Quatre mois plus tard, les perspectives d’une ouverture démocratique se sont envolées, et la candidature de Baradei à la présidentielle de 2011 est devenue hypothétique à cause notamment, déclare l’intéressé, des restrictions encadrant l’activité politique et de la « culture de la peur ». « Je ne peux ni installer de quartier général, ni organiser de manifestations, ni lever des fonds, proteste-t-il. Même les chaînes de télévision indépendantes ont reçu l’ordre de ne pas m’accorder d’entrevues. La situation est triste et démontre la fragilité du régime en place. » De fait, l’état d’urgence, en vigueur depuis 1981, a été prorogé de deux ans par le régime pour empêcher, affirment ses détracteurs, l’émergence d’une vie politique.

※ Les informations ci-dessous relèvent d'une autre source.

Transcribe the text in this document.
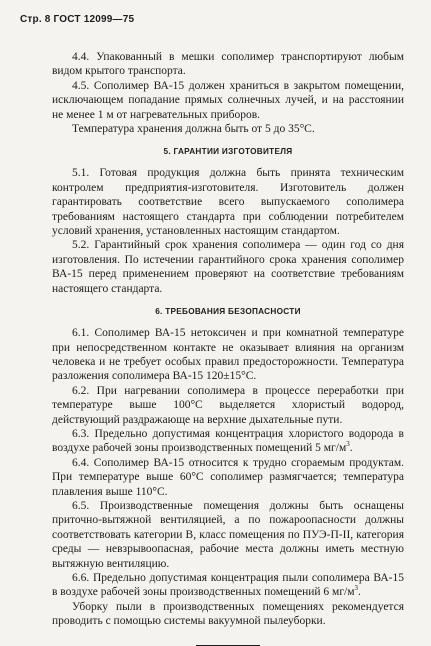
Стр. 8 ГОСТ 12099—75

4.4. Упакованный в мешки сополимер транспортируют любым видом крытого транспорта.

4.5. Сополимер ВА-15 должен храниться в закрытом помещении, исключающем попадание прямых солнечных лучей, и на расстоянии не менее 1 м от нагревательных приборов.

Температура хранения должна быть от 5 до 35°С.

5. ГАРАНТИИ ИЗГОТОВИТЕЛЯ

5.1. Готовая продукция должна быть принята техническим контролем предприятия-изготовителя. Изготовитель должен гарантировать соответствие всего выпускаемого сополимера требованиям настоящего стандарта при соблюдении потребителем условий хранения, установленных настоящим стандартом.

5.2. Гарантийный срок хранения сополимера — один год со дня изготовления. По истечении гарантийного срока хранения сополимер ВА-15 перед применением проверяют на соответствие требованиям настоящего стандарта.

6. ТРЕБОВАНИЯ БЕЗОПАСНОСТИ

6.1. Сополимер ВА-15 нетоксичен и при комнатной температуре при непосредственном контакте не оказывает влияния на организм человека и не требует особых правил предосторожности. Температура разложения сополимера ВА-15 120±15°С.

6.2. При нагревании сополимера в процессе переработки при температуре выше 100°С выделяется хлористый водород, действующий раздражающе на верхние дыхательные пути.

6.3. Предельно допустимая концентрация хлористого водорода в воздухе рабочей зоны производственных помещений 5 $мг/м^3$.

6.4. Сополимер ВА-15 относится к трудно сгораемым продуктам. При температуре выше 60°С сополимер размягчается; температура плавления выше 110°С.

6.5. Производственные помещения должны быть оснащены приточно-вытяжной вентиляцией, а по пожароопасности должны соответствовать категории В, класс помещения по ПУЭ-П-II, категория среды — невзрывоопасная, рабочие места должны иметь местную вытяжную вентиляцию.

6.6. Предельно допустимая концентрация пыли сополимера ВА-15 в воздухе рабочей зоны производственных помещений 6 $мг/м^3$.

Уборку пыли в производственных помещениях рекомендуется проводить с помощью системы вакуумной пылеуборки.
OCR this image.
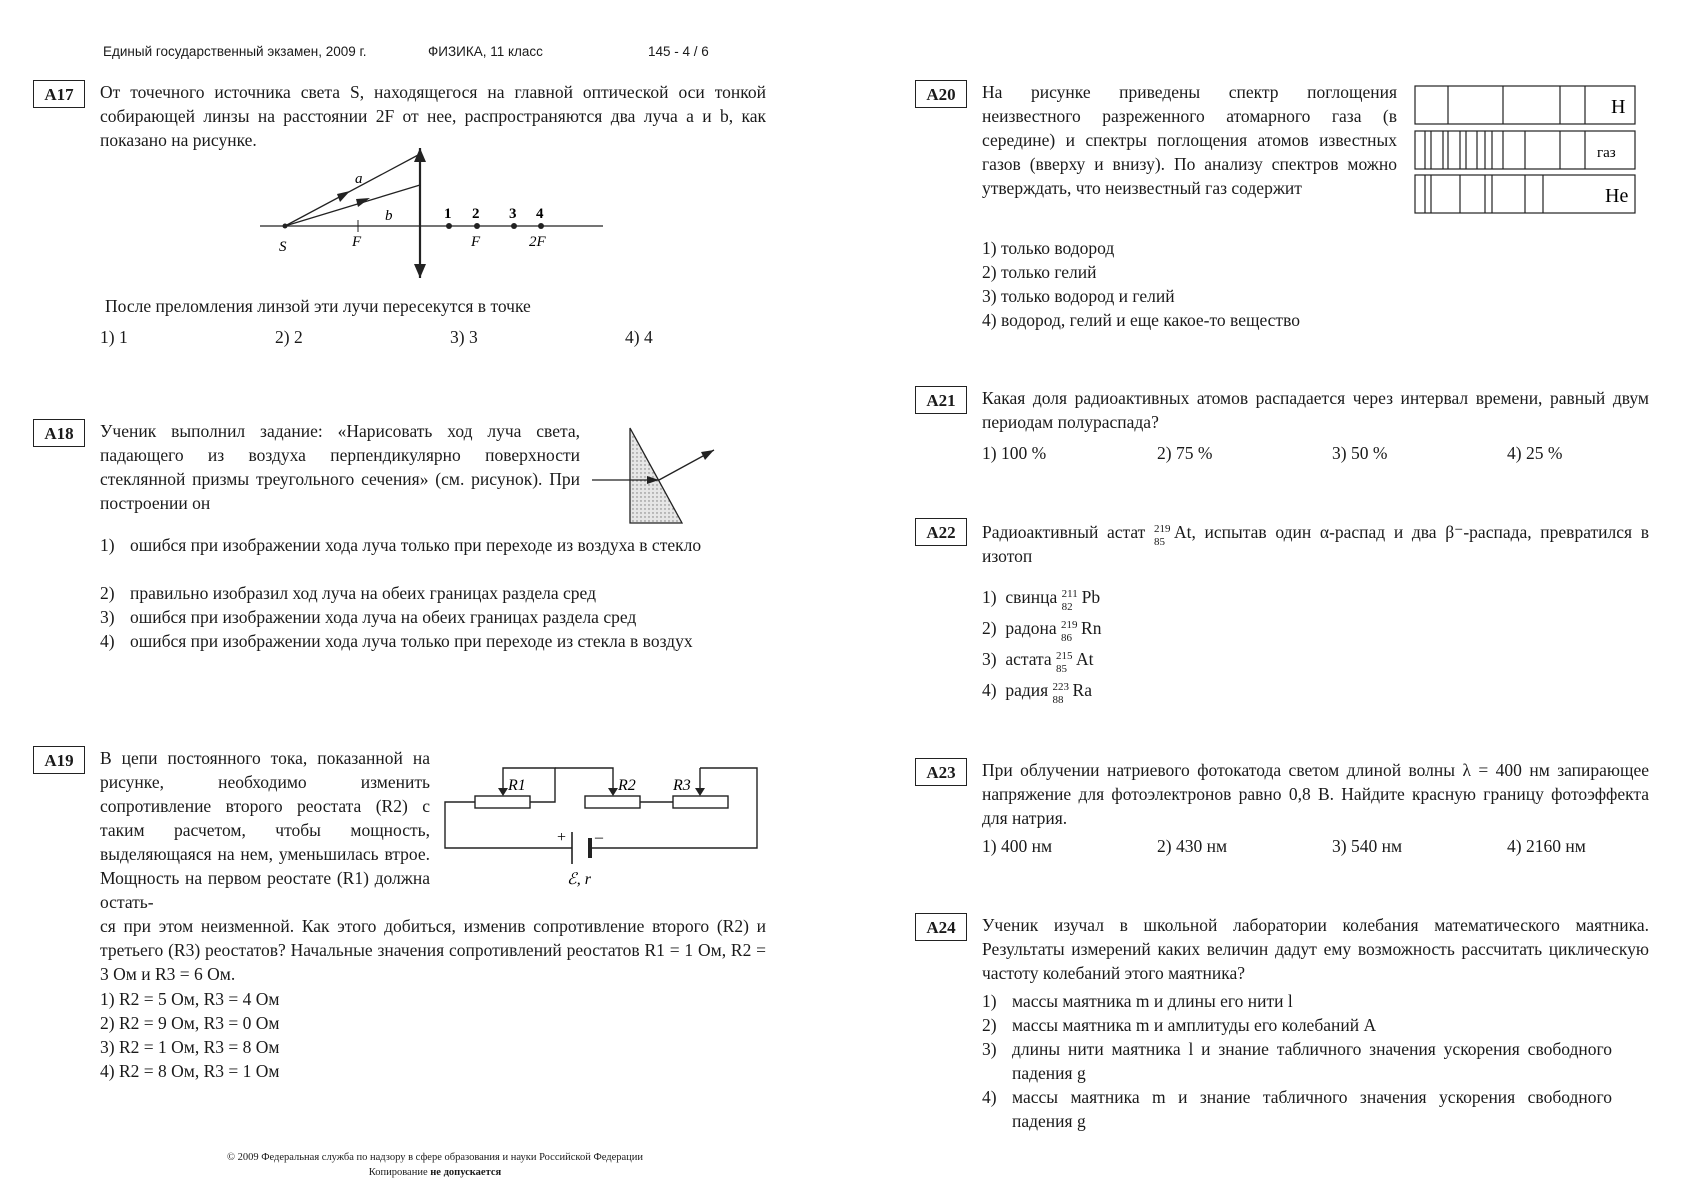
Единый государственный экзамен, 2009 г.	ФИЗИКА, 11 класс	145 - 4 / 6
A17	От точечного источника света S, находящегося на главной оптической оси тонкой собирающей линзы на расстоянии 2F от нее, распространяются два луча a и b, как показано на рисунке.
a
b
S	F	F	2F
1 2 3 4
После преломления линзой эти лучи пересекутся в точке
1) 1	2) 2	3) 3	4) 4
A18	Ученик выполнил задание: «Нарисовать ход луча света, падающего из воздуха перпендикулярно поверхности стеклянной призмы треугольного сечения» (см. рисунок). При построении он
1) ошибся при изображении хода луча только при переходе из воздуха в стекло
2) правильно изобразил ход луча на обеих границах раздела сред
3) ошибся при изображении хода луча на обеих границах раздела сред
4) ошибся при изображении хода луча только при переходе из стекла в воздух
A19	В цепи постоянного тока, показанной на рисунке, необходимо изменить сопротивление второго реостата (R2) с таким расчетом, чтобы мощность, выделяющаяся на нем, уменьшилась втрое. Мощность на первом реостате (R1) должна остать-
ся при этом неизменной. Как этого добиться, изменив сопротивление второго (R2) и третьего (R3) реостатов? Начальные значения сопротивлений реостатов R1 = 1 Ом, R2 = 3 Ом и R3 = 6 Ом.
R1	R2 R3
+ –
ℰ, r
1) R2 = 5 Ом, R3 = 4 Ом
2) R2 = 9 Ом, R3 = 0 Ом
3) R2 = 1 Ом, R3 = 8 Ом
4) R2 = 8 Ом, R3 = 1 Ом
A20	На рисунке приведены спектр поглощения неизвестного разреженного атомарного газа (в середине) и спектры поглощения атомов известных газов (вверху и внизу). По анализу спектров можно утверждать, что неизвестный газ содержит
H
газ
He
1) только водород
2) только гелий
3) только водород и гелий
4) водород, гелий и еще какое-то вещество
A21	Какая доля радиоактивных атомов распадается через интервал времени, равный двум периодам полураспада?
1) 100 %	2) 75 %	3) 50 %	4) 25 %
A22	Радиоактивный астат 219
85 At, испытав один α-распад и два β⁻-распада, превратился в изотоп
1) свинца 211
82 Pb
2) радона 219
86 Rn
3) астата 215
85 At
4) радия 223
88 Ra
A23	При облучении натриевого фотокатода светом длиной волны λ = 400 нм запирающее напряжение для фотоэлектронов равно 0,8 В. Найдите красную границу фотоэффекта для натрия.
1) 400 нм	2) 430 нм	3) 540 нм	4) 2160 нм
A24	Ученик изучал в школьной лаборатории колебания математического маятника. Результаты измерений каких величин дадут ему возможность рассчитать циклическую частоту колебаний этого маятника?
1) массы маятника m и длины его нити l
2) массы маятника m и амплитуды его колебаний A
3) длины нити маятника l и знание табличного значения ускорения свободного падения g
4) массы маятника m и знание табличного значения ускорения свободного падения g
© 2009 Федеральная служба по надзору в сфере образования и науки Российской Федерации
Копирование не допускается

Dépasser le million de signatures
Baradei a aussi été déçu par la classe moyenne, qui n’a pas répondu à ses appels. « Pour faire changer les choses dans un environnement pareil, explique-t-il, il faut que les gens se lèvent et se fassent entendre. Malheureusement, la culture de la peur est toujours là. Les gens croient que j’y arriverai seul, mais je leur répète que c’est impossible sans l’implication d’au moins 5 % de la population. » Baradei a lancé une pétition appelant à une élection présidentielle libre et juste, et à la levée des restrictions empêchant un candidat indépendant de se présenter. Sur 80 millions d’Égyptiens, moins de 100 000 personnes l’ont signée.
À l’appui de sa démonstration, l’ancien patron de l’AIEA cite un sondage en ligne dans lequel la moitié des personnes interrogées déclarent qu’elles auraient volontiers signé la pétition, mais que la peur de représailles les en a dissuadées. Or Baradei estime qu’au-dessous du seuil symbolique du million de signatures, sa capacité à faire bouger les choses restera limitée. Il avait placé ses espoirs dans ses 12 000 jeunes supporteurs qui ont écumé le pays pour recueillir des signatures. Mais certains d’entre eux ont été arrêtés et brièvement détenus.
Le soutien des Frères
Le web et les journaux offrent toujours un espace de discussion relativement libre où l’opposition peut s’exprimer, mais le régime agit rapidement de manière à étouffer dans l’œuf toute contestation de sa mainmise. De même a-t-il « verrouillé » l’élection présidentielle à la faveur de la réforme constitutionnelle de 2007, qui supprime la supervision judiciaire du scrutin.
Considéré comme la première force de l’opposition, le mouvement des Frères musulmans – interdit – a décidé d’aider Baradei à rassembler des signatures. S’il y parvient, l’instigateur de la pétition pourrait bien être la cible de mesures de rétorsion encore plus sévères. Pour l’instant, il n’a essuyé que les foudres de la presse officielle, qui l’accuse tantôt d’être à la solde des Américains ou des Iraniens, tantôt de soutenir Ben Laden et Al-Qaïda.
Le pouvoir affirme que Baradei pourra se présenter à la présidentielle s’il accepte de rejoindre un des partis politiques autorisés. Mais l’intéressé refuse, expliquant que cela reviendrait à « légitimer » le régime en place. Si Baradei veut « éviter de donner de faux espoirs » à la population, il refuse néanmoins de baisser les bras et invite ses concitoyens à signer la pétition et à se mobiliser derrière lui pour le changement.